A white female teacher talks to a Black student in a hallway.
‘No excuses’ charter schools are known for harsh discipline. Monkey Business Images/Getty Images Plus

4. Aggressive use of discipline.

At so-called “no excuses” charters that “sweat the small stuff”, students have – at least historically – been subjected to harsh discipline for minor infractions, such as chewing gum or failing to constantly keep their eyes on the teacher during class.

Some of these schools repeatedly suspend students and call parents to leave work to pick up a suspended child. The most high-profile example is Success Academy charter school in Fort Greene, in the Brooklyn borough of New York City, where school leaders created a “Got to Go” list of 16 students who were then subjected to harassing discipline. In one case, a school official threatened to call 911 on a 6-year-old because the child was having a “bad day.” Nine of the 16 students did in fact withdraw from the school.

Functioning like private schools

Cumulatively, these and the other approaches we detail in our book – titled “School’s Choice” – make charter schools more like private schools than the public schools they claim to be.

These practices influence which students are admitted to charter schools and then stay in those schools. Charter school choice therefore affects schools’ demographics, including the degree to which they are segregated.

They affect funding equity as well, since state school-finance formulas often don’t adequately account for the actual costs of educating different students. In Pennsylvania, for example, charter schools are funded through a system that creates problematic incentives related to access for students with special needs. As explained in a report by the state’s bipartisan legislative Special Education Funding Commission, the current funding system provides charter schools “the same funding for each student with a disability, regardless of the severity of that student’s disability.”

“This creates a strong incentive to overidentify students with less costly disabilities and to under-identify (or under-enroll) students with more severe (or more costly) disabilities,” the report states. A speech impediment, for example, is an example of a mild disability, versus a student with, say, a traumatic brain injury, which is a more severe disability. As the report explains, “A student with a mild disability can be a financial boon to a charter school, given that the funding the charter receives will exceed the charter’s cost to educate a child.”

Notably, Pennsylvania’s funding system does not create these incentives for district-run public schools.
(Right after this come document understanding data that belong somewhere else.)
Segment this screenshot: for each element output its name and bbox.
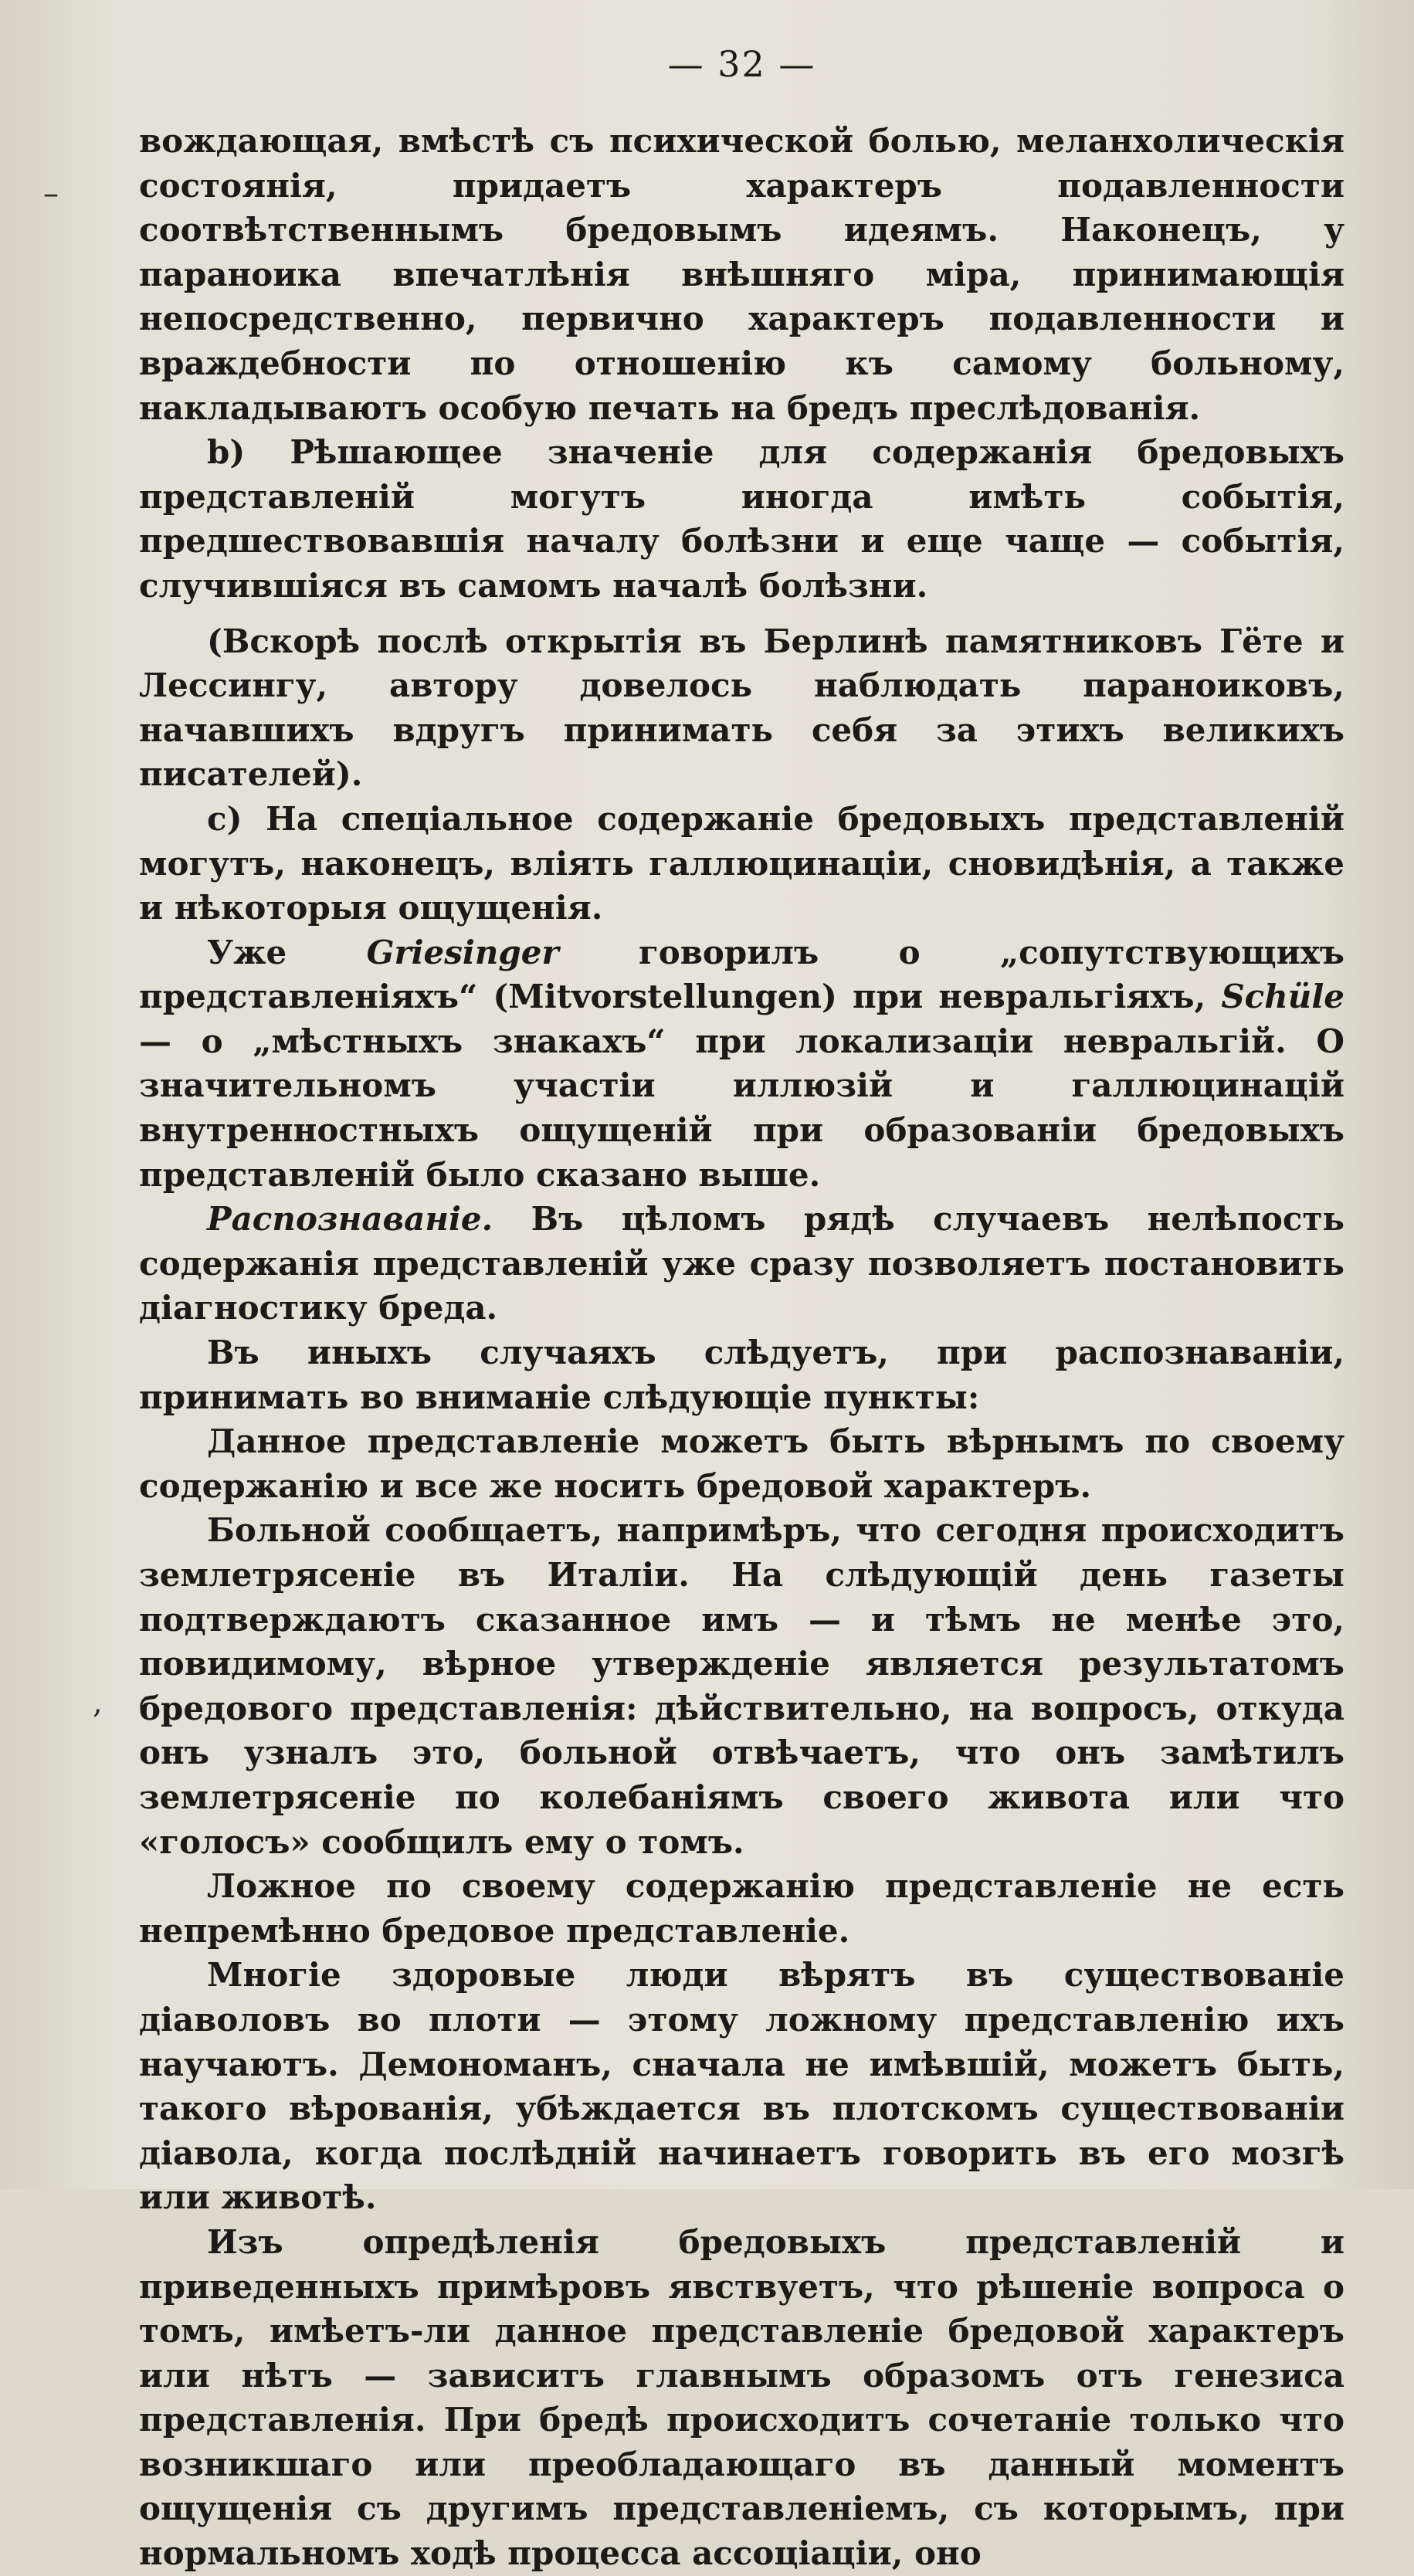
page-number: — 32 —	[667, 43, 816, 85]
paragraph-earthquake-example: Больной сообщаетъ, напримѣръ, что сегодня происходитъ землетрясеніе въ Италіи. На слѣдующій день газеты подтверждаютъ сказанное имъ — и тѣмъ не менѣе это, повидимому, вѣрное утвержденіе является результатомъ бредового представленія: дѣйствительно, на вопросъ, откуда онъ узналъ это, больной отвѣчаетъ, что онъ замѣтилъ землетрясеніе по колебаніямъ своего живота или что «голосъ» сообщилъ ему о томъ.	[139, 1511, 1344, 1861]
schule-post: — о „мѣстныхъ знакахъ“ при локализаціи невральгій. О значительномъ участіи иллюзій и галлюцинацій внутренностныхъ ощущеній при образованіи бредовыхъ представленій было сказано выше.	[139, 1022, 1344, 1194]
griesinger-mid: говорилъ о „сопутствующихъ представленіяхъ“ (Mitvorstellungen) при невральгіяхъ,	[139, 933, 1344, 1016]
griesinger-pre: Уже	[207, 933, 367, 971]
paragraph-b-events: b) Рѣшающее значеніе для содержанія бредовыхъ представленій могутъ иногда имѣть событія, предшествовавшія началу болѣзни и еще чаще — событія, случившіяся въ самомъ началѣ болѣзни.	[139, 433, 1344, 605]
paragraph-true-content: Данное представленіе можетъ быть вѣрнымъ по своему содержанію и все же носить бредовой характеръ.	[139, 1422, 1344, 1505]
paragraph-other-cases: Въ иныхъ случаяхъ слѣдуетъ, при распознаваніи, принимать во вниманіе слѣдующіе пункты:	[139, 1334, 1344, 1416]
paragraph-continuation: вождающая, вмѣстѣ съ психической болью, меланхолическія состоянія, придаетъ характеръ подавленности соотвѣтственнымъ бредовымъ идеямъ. Наконецъ, у параноика впечатлѣнія внѣшняго міра, принимающія непосредственно, первично характеръ подавленности и враждебности по отношенію къ самому больному, накладываютъ особую печать на бредъ преслѣдованія.	[139, 122, 1344, 427]
paragraph-c-hallucinations: c) На спеціальное содержаніе бредовыхъ представленій могутъ, наконецъ, вліять галлюцинаціи, сновидѣнія, а также и нѣкоторыя ощущенія.	[139, 799, 1344, 927]
body-text	[139, 119, 1344, 2576]
diagnosis-text: Въ цѣломъ рядѣ случаевъ нелѣпость содержанія представленій уже сразу позволяетъ постановить діагностику бреда.	[139, 1200, 1344, 1327]
paragraph-devils-example: Многіе здоровые люди вѣрятъ въ существованіе діаволовъ во плоти — этому ложному представленію ихъ научаютъ. Демономанъ, сначала не имѣвшій, можетъ быть, такого вѣрованія, убѣждается въ плотскомъ существованіи діавола, когда послѣдній начинаетъ говорить въ его мозгѣ или животѣ.	[139, 1956, 1344, 2217]
author-griesinger: Griesinger	[366, 933, 559, 971]
heading-raspoznavanie: Распознаваніе.	[207, 1200, 493, 1239]
paragraph-griesinger-schule	[139, 930, 1344, 1198]
margin-pencil-mark-bottom: ,	[93, 1685, 103, 1720]
author-schule: Schüle	[1221, 978, 1344, 1016]
paragraph-genesis: Изъ опредѣленія бредовыхъ представленій и приведенныхъ примѣровъ явствуетъ, что рѣшеніе вопроса о томъ, имѣетъ-ли данное представленіе бредовой характеръ или нѣтъ — зависитъ главнымъ образомъ отъ генезиса представленія. При бредѣ происходитъ сочетаніе только что возникшаго или преобладающаго въ данный моментъ ощущенія съ другимъ представленіемъ, съ которымъ, при нормальномъ ходѣ процесса ассоціаціи, оно	[139, 2222, 1344, 2573]
paragraph-goethe-lessing-note: (Вскорѣ послѣ открытія въ Берлинѣ памятниковъ Гёте и Лессингу, автору довелось наблюдать параноиковъ, начавшихъ вдругъ принимать себя за этихъ великихъ писателей).	[139, 622, 1344, 794]
paragraph-false-content: Ложное по своему содержанію представленіе не есть непремѣнно бредовое представленіе.	[139, 1867, 1344, 1950]
margin-pencil-mark-top: –	[43, 176, 59, 212]
paragraph-diagnosis	[139, 1197, 1344, 1330]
These practices also can play a decisive role for comparisons of academic outcomes between charters and traditional public schools run by a school district. Overall, research consistently shows little if any difference in the average test-score outcomes for the two types of schools. But the comparisons may not be fair and accurate. If charter schools can improve their test scores by screening out students they don’t think will do well, it can give them an unfair advantage in comparisons with public schools that accept all students.
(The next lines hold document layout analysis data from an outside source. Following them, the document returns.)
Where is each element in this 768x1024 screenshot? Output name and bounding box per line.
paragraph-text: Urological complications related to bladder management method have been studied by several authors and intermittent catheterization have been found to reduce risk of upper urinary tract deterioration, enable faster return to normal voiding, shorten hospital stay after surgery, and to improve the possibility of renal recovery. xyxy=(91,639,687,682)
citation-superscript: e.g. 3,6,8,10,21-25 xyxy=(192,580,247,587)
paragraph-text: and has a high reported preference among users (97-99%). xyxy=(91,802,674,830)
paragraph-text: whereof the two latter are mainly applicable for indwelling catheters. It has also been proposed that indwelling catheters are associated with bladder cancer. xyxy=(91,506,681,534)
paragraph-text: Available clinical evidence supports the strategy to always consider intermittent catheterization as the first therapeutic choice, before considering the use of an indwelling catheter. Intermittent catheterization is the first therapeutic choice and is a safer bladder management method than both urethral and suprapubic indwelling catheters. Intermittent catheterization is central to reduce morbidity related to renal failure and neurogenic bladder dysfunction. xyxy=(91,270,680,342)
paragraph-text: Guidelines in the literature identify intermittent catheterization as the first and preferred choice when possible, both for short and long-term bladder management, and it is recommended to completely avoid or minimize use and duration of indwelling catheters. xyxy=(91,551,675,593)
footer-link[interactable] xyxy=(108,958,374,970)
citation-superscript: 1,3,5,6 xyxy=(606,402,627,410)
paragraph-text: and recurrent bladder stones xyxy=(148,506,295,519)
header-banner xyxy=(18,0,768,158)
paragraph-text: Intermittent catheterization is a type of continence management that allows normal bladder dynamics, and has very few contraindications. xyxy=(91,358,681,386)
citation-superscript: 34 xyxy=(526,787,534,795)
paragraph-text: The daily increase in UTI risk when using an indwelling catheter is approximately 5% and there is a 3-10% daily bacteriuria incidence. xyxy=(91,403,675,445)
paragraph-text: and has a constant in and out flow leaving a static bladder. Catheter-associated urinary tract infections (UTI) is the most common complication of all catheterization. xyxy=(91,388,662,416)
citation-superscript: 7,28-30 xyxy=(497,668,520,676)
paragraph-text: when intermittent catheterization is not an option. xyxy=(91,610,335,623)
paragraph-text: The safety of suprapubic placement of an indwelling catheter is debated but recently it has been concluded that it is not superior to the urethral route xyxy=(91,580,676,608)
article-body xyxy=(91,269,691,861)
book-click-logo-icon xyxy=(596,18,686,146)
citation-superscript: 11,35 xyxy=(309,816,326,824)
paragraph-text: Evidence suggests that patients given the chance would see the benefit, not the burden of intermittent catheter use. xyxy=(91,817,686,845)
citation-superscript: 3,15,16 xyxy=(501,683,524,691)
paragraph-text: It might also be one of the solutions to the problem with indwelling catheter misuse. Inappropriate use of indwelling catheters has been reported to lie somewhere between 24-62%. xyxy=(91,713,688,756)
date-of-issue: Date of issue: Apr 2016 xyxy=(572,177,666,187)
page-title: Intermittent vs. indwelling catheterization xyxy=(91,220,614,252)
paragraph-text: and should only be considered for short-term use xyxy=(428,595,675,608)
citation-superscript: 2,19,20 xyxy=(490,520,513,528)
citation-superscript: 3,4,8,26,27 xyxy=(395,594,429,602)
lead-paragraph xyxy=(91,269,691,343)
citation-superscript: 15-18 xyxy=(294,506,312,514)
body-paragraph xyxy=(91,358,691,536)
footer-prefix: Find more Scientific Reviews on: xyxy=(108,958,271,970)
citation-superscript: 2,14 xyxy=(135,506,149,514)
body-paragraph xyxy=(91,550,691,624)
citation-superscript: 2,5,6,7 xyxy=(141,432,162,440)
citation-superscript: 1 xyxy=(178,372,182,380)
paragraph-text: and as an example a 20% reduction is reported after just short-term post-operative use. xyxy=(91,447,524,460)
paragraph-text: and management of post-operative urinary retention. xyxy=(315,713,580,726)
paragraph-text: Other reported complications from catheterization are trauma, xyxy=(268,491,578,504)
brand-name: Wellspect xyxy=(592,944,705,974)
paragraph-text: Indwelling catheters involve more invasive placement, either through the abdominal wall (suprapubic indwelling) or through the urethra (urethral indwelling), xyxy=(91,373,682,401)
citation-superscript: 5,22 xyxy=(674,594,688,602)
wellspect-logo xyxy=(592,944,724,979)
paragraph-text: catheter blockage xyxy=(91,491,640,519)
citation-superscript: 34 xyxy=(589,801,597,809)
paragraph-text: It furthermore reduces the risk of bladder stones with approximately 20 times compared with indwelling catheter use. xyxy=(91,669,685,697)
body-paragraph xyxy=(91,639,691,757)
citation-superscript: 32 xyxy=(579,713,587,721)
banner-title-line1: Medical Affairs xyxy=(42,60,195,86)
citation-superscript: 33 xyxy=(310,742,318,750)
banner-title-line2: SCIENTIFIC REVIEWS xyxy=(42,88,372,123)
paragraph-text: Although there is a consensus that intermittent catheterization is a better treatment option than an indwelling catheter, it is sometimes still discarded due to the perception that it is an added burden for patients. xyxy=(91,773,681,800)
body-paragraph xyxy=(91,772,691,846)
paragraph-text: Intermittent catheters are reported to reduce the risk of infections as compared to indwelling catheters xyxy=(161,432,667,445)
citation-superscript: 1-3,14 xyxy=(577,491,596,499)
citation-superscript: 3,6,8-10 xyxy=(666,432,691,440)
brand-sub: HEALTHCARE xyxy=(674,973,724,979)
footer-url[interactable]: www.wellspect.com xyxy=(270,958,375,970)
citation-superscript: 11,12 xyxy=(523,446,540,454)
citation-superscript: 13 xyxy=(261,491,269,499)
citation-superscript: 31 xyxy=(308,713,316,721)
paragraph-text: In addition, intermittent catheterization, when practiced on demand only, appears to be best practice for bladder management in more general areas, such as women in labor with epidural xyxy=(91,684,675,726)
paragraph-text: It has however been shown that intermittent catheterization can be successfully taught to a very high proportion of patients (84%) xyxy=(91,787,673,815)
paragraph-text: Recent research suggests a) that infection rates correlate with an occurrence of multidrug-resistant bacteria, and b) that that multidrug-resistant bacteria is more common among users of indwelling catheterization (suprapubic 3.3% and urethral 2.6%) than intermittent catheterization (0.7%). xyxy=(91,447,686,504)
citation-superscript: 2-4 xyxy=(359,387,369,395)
Policy incentives revisited

So what can be done to make charter schools more accessible? One way is to change policy incentives such as the Pennsylvania funding system mentioned earlier. States can also change the way they reward schools for how well their students do on tests. Arizona, for instance, has policies that give extra funding to charters and other schools with higher achieving students.
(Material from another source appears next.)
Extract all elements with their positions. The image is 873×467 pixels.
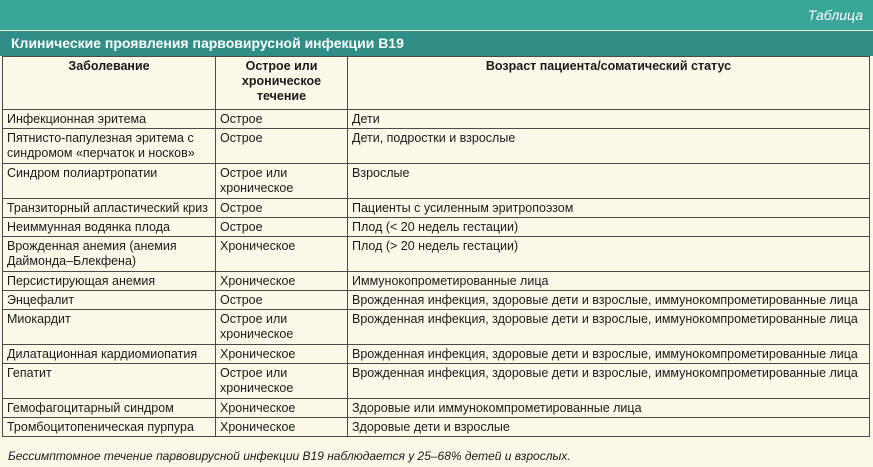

In the final two chapters of our book, “School’s Choice,” Mommandi and I point to a future with charter schools that don’t screen or push out students who are lower achieving or more expensive to educate. First, we hold up examples of charter schools that have resisted the incentives to limit access by, for example, working to support their communities’ most marginalized students. We then offer a design for a healthier charter school system that doesn’t put these exemplary schools at a disadvantage when it comes to accountability and funding systems.

Even in a post-pandemic world, charter school enrollment may continue to grow. But until the public has more access, charters will not be truly public.